Deux mondes entreront en collision à Cancun. Si le monde qui défend à tout prix le modèle actuel de production et de consommation l'emporte, la planète se rapprochera de plus en plus du bord de la catastrophe.


Le débat sur le changement climatique se déroule généralement dans les limites des luxueux cloîtres des hôtels, des salles de conseil d'administration et des salles diplomatiques. Comme nous l'avons vu dans l'incapacité de parvenir à des accords contraignants à Copenhague, les conversations sont généralement aussi stériles que l'environnement.

Alors que les dirigeants mondiaux voyagent à travers le monde pour discuter de la menace qui pèse sur la planète, ce sont les pauvres qui font face aux pires conséquences du déséquilibre du thermomètre terrestre. Les populations marginalisées et vulnérables - des petits agriculteurs africains confrontés à des sécheresses dévastatrices aux habitants des pays insulaires inondés - sont les plus touchées par le refus des pays développés et des entreprises de réduire considérablement les émissions qui se réchauffent sur la planète.

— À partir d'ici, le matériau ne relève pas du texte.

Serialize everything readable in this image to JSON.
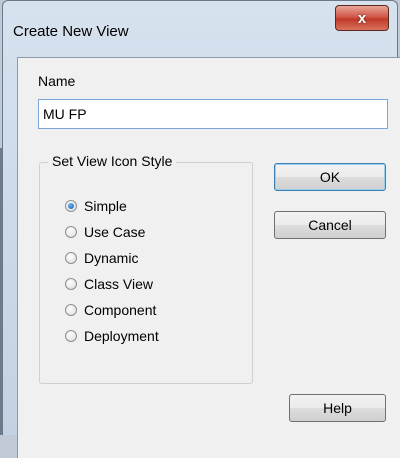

Cependant, ces mêmes populations s'organisent et proposent d'importantes solutions sociales, environnementales et durables contre le réchauffement climatique.

Le problème est que les dirigeants du monde n'écoutent pas. Il s'avère que cela ne changera probablement pas lors de la réunion sur le changement climatique à Cancun, au Mexique, qui débutera fin novembre et se poursuivra jusqu'au 10 décembre.

Les dirigeants mondiaux ont gaspillé des années précieuses en surmontant les fausses polémiques de faux scientifiques et de politiciens corrompus qui ont tout intérêt à nier que le climat change. Lorsqu'ils ont été rendus impossibles par des preuves scientifiques accablantes, les dirigeants se sont tournés vers une multitude de mécanismes de marché et de solutions technologiques qui évitent de réels compromis et favorisent le même modèle économique responsable de la crise.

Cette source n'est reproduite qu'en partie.